A copy of the proposed rule is available at:
http://www.occ.gov/news-issuances/news-releases/2011/nr-ia-2011-39a.pdf
As you may recall, section 15G of Dodd-Frank generally requires the securitizer of asset-backed securities to retain not less than 5% of the credit risk of the assets collateralizing the asset-backed securities.
Section 15G includes a variety of exemptions from these requirements, including an exemption for asset-backed securities that are collateralized exclusively by residential mortgages that qualify as "qualified residential mortgages" ("QRM"), a term to be defined by rule.
QRMs:
The proposed rule would define QRMs as those loans meeting certain underwriting standards, such as: (1) maximum front-end and back-end debt-to-income ratios of 28 percent and 36 percent, respectively; (2) a maximum loan-to-value (LTV) ratio of 80 percent in the case of a purchase transaction (with a lesser combined LTV permitted for refinance transactions); (3) a 20 percent down payment requirement in the case of a purchase transaction; and (4) credit history restrictions.
The proposed rule also includes investor disclosure requirements regarding material information concerning the sponsor's retained interests in a securitization transaction. According to the federal agencies, the disclosures would provide investors and the agencies with an efficient mechanism to monitor compliance with the risk-retention requirements of the proposed rules.
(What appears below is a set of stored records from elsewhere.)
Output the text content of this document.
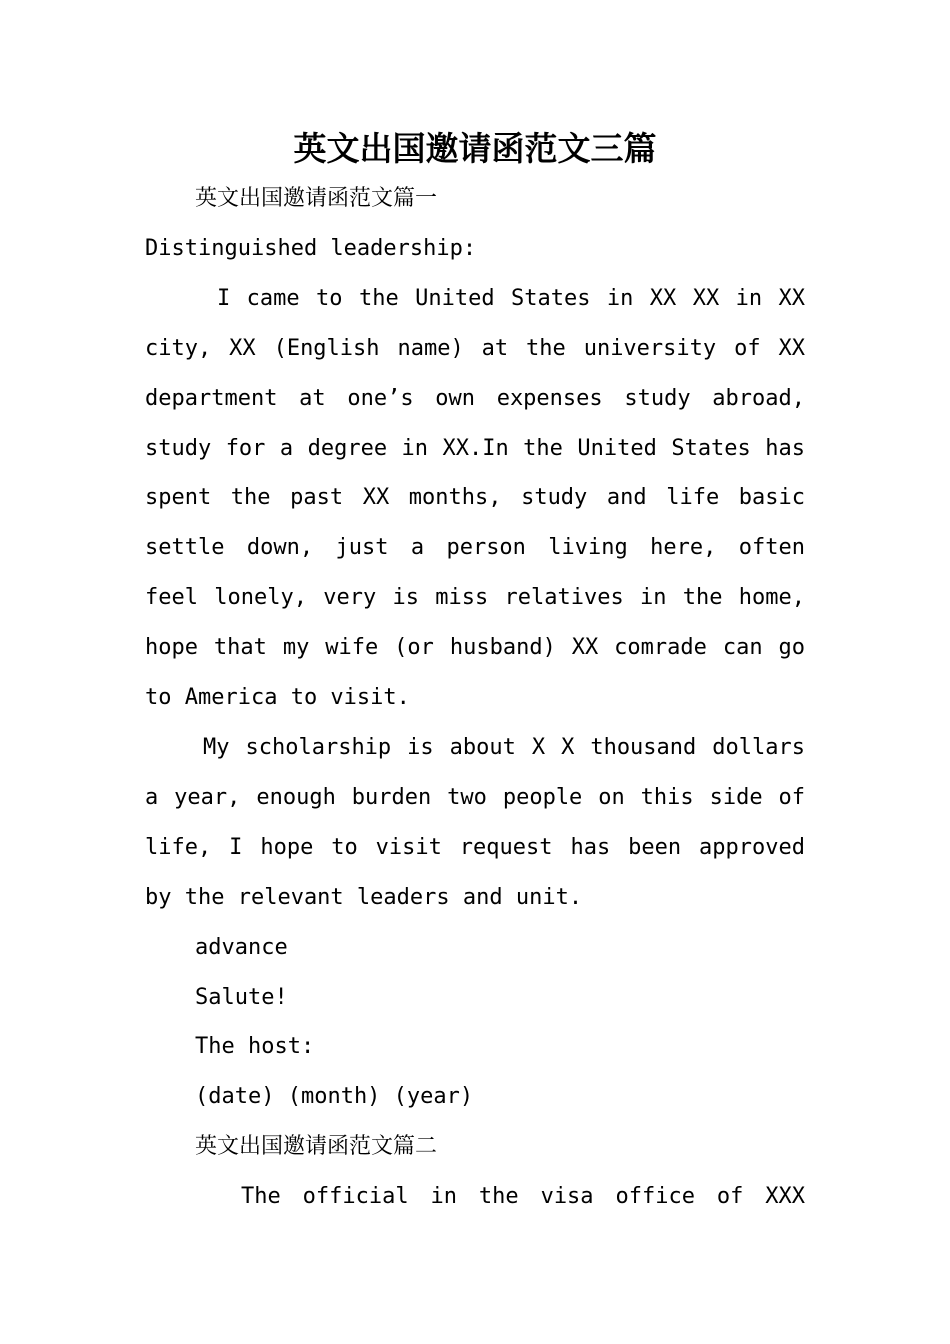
英文出国邀请函范文三篇

英文出国邀请函范文篇一

Distinguished leadership:

I came to the United States in XX XX in XX city, XX (English name) at the university of XX department at one’s own expenses study abroad, study for a degree in XX.In the United States has spent the past XX months, study and life basic settle down, just a person living here, often feel lonely, very is miss relatives in the home, hope that my wife (or husband) XX comrade can go to America to visit.

My scholarship is about X X thousand dollars a year, enough burden two people on this side of life, I hope to visit request has been approved by the relevant leaders and unit.

advance

Salute!

The host:

(date) (month) (year)

英文出国邀请函范文篇二

The official in the visa office of XXX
Certain Commercial, Auto ABS:
The proposed rule also has a zero percent risk-retention requirement for ABS collateralized exclusively by commercial loans, commercial mortgages, or automobile loans that meet certain underwriting standards. As with QRMs, the federal agencies state that the underwriting standards for such ABS were "designed to be robust and to ensure that the loans backing the ABS are of very low credit risk."
GSE Exclusion:
The proposed rule would also exempt Fannie Mae (the Federal National Mortgage Association) and Freddie Mac (the Federal Home Mortgage Loan
Corporation) as sponsors of mortgage-backed securities for as long as they are in conservatorship or receivership with capital support from the U.S. government.
Options for Meeting the 5% Risk Retention:
The proposed rule provides several ways in which a securitizer might meet the 5% risk retention requirement, including:
(1) "Vertical risk retention": whereby the sponsor or other entity retains a specified pro rata piece of every class of interests issued in the transaction;
(2) "Horizontal risk retention": whereby the sponsor or other entity retains a subordinate interest in the issuing entity that bears the first losses on the assets, before any other classes of interests;
(3) "L-shaped risk retention": whereby the sponsor essentially uses an equal combination of vertical risk retention and horizontal risk retention as a means of retaining the required five percent exposure to the credit risk of the securitized assets;
(4) "Revolving asset master trusts" or "seller's interest": whereby the sponsor or other entity holds a separate interest that is pari passu with the investors' interest in the pool of receivables (unless and until the occurrence of an early amortization event); or
(5) "Representative sample": whereby the sponsor retains a representative sample of the assets to be securitized that exposes the sponsor to credit risk that is equivalent to that of the securitized assets.
The rule is proposed by the Federal Reserve Board, the Office of the Comptroller of the Currency, the Federal Deposit Insurance Corporation, the U.S. Securities and Exchange Commission, the Federal Housing Finance Agency, and the Department of Housing and Urban Development.
The agencies request comments on the proposed rule by June 10, 2011.